Wednesday, November 27, 2013

Sleeves...

I wore long sleeves… to the gym… to a class where everyone else was wearing clothes to really sweat in. I had massive second thoughts as I stood outside the glass door, biting my lip and fighting the urge to walk away. Too late. My sweet, encouraging friend saw me, brought me in, got all the equipment I would need and quickly set it up for me. How could I walk away now?

The class began and I found myself moving my body in familiar forms, keeping time with the music and rejoicing in the fact that maybe I could still do this! Two years with a trainer and consistent daily exercise had toned my muscles and they remembered! They remembered the movement at least… but the last three months had taken a toll I did not realize until I looked at my hands. They did not match. My right hand was swelling, bulging slightly around the bottom of my compression sleeve. At the next break I sat on the end of my risers, holding out my hands and taking stock of what I was actually looking at. Was one hand bigger than the other? Really? My friend came over to see if I was ok and agreed that I probably shouldn't keep going.  Thus began another public admission (try going through airport security with a Jackson Pratt drain - as humiliating as you can imagine!) that I was not the same as everyone else there. Not any more. I put my equipment away, fighting tears and fears of having my arm swell up to the size of Pop-eyes massive forearm before I could get out of there.

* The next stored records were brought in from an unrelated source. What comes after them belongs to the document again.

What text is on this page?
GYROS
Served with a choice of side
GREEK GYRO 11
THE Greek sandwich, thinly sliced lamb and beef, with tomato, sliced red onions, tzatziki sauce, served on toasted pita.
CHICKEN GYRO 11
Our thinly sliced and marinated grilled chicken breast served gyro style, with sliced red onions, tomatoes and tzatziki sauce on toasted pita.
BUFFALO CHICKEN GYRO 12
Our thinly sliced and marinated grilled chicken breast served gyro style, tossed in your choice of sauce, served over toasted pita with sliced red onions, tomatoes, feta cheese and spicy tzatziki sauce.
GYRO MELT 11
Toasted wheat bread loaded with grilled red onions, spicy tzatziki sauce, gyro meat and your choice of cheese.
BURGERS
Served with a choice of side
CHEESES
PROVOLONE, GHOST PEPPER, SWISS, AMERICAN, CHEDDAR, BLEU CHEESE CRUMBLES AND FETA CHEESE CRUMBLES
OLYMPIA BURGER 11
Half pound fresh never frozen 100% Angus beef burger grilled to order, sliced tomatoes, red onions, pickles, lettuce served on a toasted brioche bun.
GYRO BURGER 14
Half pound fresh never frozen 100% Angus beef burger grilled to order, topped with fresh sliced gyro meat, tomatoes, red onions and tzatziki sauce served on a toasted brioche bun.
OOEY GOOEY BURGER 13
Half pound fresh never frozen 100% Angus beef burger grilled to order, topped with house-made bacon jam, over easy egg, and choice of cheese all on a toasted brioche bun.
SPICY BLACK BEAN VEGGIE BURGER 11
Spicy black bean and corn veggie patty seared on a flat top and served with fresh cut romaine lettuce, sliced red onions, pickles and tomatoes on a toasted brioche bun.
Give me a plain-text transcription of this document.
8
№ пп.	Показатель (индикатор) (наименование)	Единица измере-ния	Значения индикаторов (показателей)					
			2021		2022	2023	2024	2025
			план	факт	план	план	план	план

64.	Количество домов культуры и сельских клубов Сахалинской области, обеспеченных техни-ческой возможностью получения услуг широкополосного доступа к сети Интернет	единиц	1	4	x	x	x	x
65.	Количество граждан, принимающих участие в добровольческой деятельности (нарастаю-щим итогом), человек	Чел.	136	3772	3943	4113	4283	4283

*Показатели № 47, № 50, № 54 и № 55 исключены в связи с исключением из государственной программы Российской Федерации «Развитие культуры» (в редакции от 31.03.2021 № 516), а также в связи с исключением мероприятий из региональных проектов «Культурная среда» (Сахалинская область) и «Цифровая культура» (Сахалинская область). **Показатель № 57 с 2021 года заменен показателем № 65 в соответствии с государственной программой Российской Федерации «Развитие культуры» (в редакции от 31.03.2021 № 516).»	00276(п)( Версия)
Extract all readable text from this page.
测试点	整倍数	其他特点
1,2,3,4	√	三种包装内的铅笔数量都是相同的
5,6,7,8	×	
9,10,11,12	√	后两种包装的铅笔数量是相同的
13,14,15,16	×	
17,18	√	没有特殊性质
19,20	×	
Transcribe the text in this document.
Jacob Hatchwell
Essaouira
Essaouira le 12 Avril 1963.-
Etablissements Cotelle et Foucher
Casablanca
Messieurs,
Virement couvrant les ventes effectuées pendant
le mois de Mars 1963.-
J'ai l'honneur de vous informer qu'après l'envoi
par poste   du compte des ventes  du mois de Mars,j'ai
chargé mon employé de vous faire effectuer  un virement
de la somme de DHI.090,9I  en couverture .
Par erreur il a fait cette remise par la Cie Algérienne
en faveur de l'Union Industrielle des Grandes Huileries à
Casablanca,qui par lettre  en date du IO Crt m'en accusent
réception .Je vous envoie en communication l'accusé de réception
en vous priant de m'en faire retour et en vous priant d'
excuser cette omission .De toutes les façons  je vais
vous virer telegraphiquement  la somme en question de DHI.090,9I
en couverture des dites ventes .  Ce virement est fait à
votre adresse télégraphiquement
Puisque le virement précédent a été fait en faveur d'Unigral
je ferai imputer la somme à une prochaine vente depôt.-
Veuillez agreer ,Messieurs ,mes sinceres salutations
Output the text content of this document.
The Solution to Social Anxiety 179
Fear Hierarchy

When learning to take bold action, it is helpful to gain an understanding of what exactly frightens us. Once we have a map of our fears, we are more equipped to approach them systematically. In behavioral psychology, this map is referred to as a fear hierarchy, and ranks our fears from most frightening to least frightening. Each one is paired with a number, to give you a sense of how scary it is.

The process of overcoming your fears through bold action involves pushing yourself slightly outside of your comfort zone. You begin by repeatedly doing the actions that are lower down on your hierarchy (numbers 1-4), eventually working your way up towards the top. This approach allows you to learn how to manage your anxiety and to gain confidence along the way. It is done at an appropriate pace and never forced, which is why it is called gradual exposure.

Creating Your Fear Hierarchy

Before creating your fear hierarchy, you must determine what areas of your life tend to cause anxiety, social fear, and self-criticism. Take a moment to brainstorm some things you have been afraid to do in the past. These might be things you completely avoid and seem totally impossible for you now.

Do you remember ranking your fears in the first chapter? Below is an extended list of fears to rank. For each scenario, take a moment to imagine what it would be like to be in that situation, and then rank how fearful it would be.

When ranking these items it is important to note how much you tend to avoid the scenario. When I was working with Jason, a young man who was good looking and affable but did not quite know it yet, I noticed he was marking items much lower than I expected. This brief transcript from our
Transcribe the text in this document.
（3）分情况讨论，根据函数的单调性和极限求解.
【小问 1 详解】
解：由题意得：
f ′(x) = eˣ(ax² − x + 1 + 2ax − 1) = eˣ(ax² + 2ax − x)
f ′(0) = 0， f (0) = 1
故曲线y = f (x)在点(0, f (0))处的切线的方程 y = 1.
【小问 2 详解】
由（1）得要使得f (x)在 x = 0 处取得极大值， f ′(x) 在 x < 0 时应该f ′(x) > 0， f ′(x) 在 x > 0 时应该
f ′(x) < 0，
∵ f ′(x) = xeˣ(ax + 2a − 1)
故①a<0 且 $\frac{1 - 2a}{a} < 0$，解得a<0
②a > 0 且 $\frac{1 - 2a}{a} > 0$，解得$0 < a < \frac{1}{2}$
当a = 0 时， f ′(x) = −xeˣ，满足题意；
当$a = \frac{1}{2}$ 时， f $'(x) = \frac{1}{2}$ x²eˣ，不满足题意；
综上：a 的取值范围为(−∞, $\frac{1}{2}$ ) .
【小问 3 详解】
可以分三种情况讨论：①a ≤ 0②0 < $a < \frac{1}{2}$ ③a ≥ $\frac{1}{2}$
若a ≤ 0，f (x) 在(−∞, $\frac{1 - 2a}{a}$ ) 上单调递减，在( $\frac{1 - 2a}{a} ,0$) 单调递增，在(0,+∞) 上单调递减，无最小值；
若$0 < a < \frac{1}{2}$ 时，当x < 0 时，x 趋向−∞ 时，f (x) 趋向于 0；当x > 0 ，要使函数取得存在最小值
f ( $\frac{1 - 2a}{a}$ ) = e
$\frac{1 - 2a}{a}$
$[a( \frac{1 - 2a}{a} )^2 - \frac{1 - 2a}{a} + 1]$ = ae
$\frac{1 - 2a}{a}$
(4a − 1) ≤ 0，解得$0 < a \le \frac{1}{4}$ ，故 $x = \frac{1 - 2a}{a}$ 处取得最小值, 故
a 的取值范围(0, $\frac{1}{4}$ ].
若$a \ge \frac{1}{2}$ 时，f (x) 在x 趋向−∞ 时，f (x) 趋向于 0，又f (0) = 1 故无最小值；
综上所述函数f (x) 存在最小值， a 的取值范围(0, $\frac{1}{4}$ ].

Something I wouldn't care to experience again
Tender mercies of the day:  For some reason I hadn't worn my glove which would have masked the swelling, I did get home before my arm got any bigger, and most importantly, my husband was still home and could enfold me in his arms and tell me it would be alright and what to do because he knows...

An agonizing week has gone by. My arm has slowly deflated like a balloon with the air released, as close to matching my other arm as it may ever get. My loving husband, who says that ANYTHING is better than having a single cell of melanoma in my body, continues to love me in spite of the scars, bumps, and losses incurred from health problems. How was I so fortunate to have this man choose to love me? That is a subject for another blog on another day.